Performance evaluation

The performance of our PD classifiers is averaged over five randomized repetitions of five-fold stratified cross-validation, for a total of 25 testing evaluations. We consider the area under the receiver operating characteristic curve (AUC), accuracy, positive predictive value (PPV), negative predictive value (NPV), sensitivity (true positive rate), specificity (true negative rate), and the F1-score. Due to the lack of longitudinal data for the same subject, the metrics are evaluated on a per-image basis, treating each sample independently without data leakage (subject-level cross validation-level split). For reference, the training time, testing time, and number of model parameters are recorded (Supplementary Table 4).

Explainability evaluation

Qualitative visual explanations for our deep learning model predictions are accomplished by the Guided Backpropagation46 algorithm, allowing an interpretable heat map of significant features. Quantitative explanations are provided by the explanation infidelity (INFD) and explanation sensitivity (SENS) metrics (to be distinguished from the classification performance metric sensitivity), where a lower result for both INFD and SENS provides evidence for better-robust models. The explanation infidelity and explanation sensitivity are computed at test-time over 50 perturbations drawn from a probability distribution N (0,0.012), the definitions of which are shown below, and the details discussed in the corresponding paper47.

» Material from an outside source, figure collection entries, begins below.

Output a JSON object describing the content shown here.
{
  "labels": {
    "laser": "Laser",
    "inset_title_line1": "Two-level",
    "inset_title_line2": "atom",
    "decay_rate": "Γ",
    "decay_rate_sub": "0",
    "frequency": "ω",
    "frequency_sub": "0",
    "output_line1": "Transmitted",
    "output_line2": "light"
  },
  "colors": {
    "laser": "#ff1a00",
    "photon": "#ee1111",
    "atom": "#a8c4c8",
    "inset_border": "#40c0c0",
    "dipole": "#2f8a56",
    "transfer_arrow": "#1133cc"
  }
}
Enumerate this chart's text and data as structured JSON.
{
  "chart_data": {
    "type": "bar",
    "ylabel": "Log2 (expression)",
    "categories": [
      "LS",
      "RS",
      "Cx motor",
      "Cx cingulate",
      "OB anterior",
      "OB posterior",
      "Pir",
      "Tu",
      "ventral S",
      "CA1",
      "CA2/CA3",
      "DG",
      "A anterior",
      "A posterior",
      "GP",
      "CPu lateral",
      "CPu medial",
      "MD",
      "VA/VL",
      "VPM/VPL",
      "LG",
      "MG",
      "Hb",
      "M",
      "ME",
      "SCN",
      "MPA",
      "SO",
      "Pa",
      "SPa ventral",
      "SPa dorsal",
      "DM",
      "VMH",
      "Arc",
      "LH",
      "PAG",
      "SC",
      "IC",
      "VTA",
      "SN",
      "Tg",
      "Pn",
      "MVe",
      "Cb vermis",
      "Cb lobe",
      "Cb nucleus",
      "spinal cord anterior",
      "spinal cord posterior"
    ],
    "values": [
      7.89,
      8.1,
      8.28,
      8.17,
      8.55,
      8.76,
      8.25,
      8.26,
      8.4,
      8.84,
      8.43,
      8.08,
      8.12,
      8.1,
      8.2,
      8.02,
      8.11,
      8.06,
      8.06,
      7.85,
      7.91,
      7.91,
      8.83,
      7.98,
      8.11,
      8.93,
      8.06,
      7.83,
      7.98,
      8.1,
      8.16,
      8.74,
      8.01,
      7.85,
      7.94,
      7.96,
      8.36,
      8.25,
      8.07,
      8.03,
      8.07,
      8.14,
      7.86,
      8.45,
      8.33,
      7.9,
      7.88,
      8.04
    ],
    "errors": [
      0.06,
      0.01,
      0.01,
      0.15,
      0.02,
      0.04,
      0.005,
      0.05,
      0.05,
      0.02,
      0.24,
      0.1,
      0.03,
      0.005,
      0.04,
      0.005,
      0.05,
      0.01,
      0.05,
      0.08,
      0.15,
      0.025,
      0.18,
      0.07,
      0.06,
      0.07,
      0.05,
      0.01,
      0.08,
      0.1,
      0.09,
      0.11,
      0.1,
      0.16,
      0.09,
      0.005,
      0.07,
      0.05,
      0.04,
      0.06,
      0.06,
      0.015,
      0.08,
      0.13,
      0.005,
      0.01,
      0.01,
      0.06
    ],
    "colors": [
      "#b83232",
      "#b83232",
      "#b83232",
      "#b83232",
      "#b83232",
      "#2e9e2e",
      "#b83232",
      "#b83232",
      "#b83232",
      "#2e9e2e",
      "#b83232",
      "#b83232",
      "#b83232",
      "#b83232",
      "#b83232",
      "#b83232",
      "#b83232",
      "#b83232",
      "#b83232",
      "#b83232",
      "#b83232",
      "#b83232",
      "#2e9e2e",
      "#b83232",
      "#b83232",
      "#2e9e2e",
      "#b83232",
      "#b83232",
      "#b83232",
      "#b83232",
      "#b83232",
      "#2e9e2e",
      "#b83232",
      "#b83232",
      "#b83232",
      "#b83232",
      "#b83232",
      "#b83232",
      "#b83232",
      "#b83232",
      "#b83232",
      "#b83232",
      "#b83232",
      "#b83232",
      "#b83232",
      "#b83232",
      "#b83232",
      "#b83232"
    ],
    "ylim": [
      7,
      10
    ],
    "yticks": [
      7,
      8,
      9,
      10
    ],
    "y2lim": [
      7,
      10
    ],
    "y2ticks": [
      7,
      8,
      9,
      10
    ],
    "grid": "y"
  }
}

$${\text{SEN}}{\text{S}}_{\text{MAX}}\left({\varvec{\phi}},\boldsymbol{ }\mathbf{f},\mathbf{x}, r\right)=\underset{\left|\left|{\varvec{y}}-\mathbf{x}\right|\right|\le r}{{\text{max}}}||{\varvec{\phi}}\left(\mathbf{f}, {\varvec{y}}\right)-{\varvec{\phi}}\left(\mathbf{f},\mathbf{x}\right)||$$
$${\text{INFD}}\left({\varvec{\phi}}\text{, }\mathbf{f}\text{, }\mathbf{x}\right)= {\mathbb{E}}_{{\varvec{I}}}\left[{\left({{\varvec{I}}}^{T}{\varvec{\phi}}\left(\mathbf{f},\mathbf{x}\right)-\left(\mathbf{f}\left(\mathbf{x}\right)-\mathbf{f}\left(\mathbf{x}-{\varvec{I}}\right)\right)\right)}^{2}\right]$$

where \({\varvec{\phi}}\) is an explanation function (e.g., Guided Backpropagation), f is a black-box model (e.g., CNN), x is in the input (e.g., fundus image), r is the input neighborhood radius, and I is the perturbation, here drawn from the noise distribution N (0,0.012).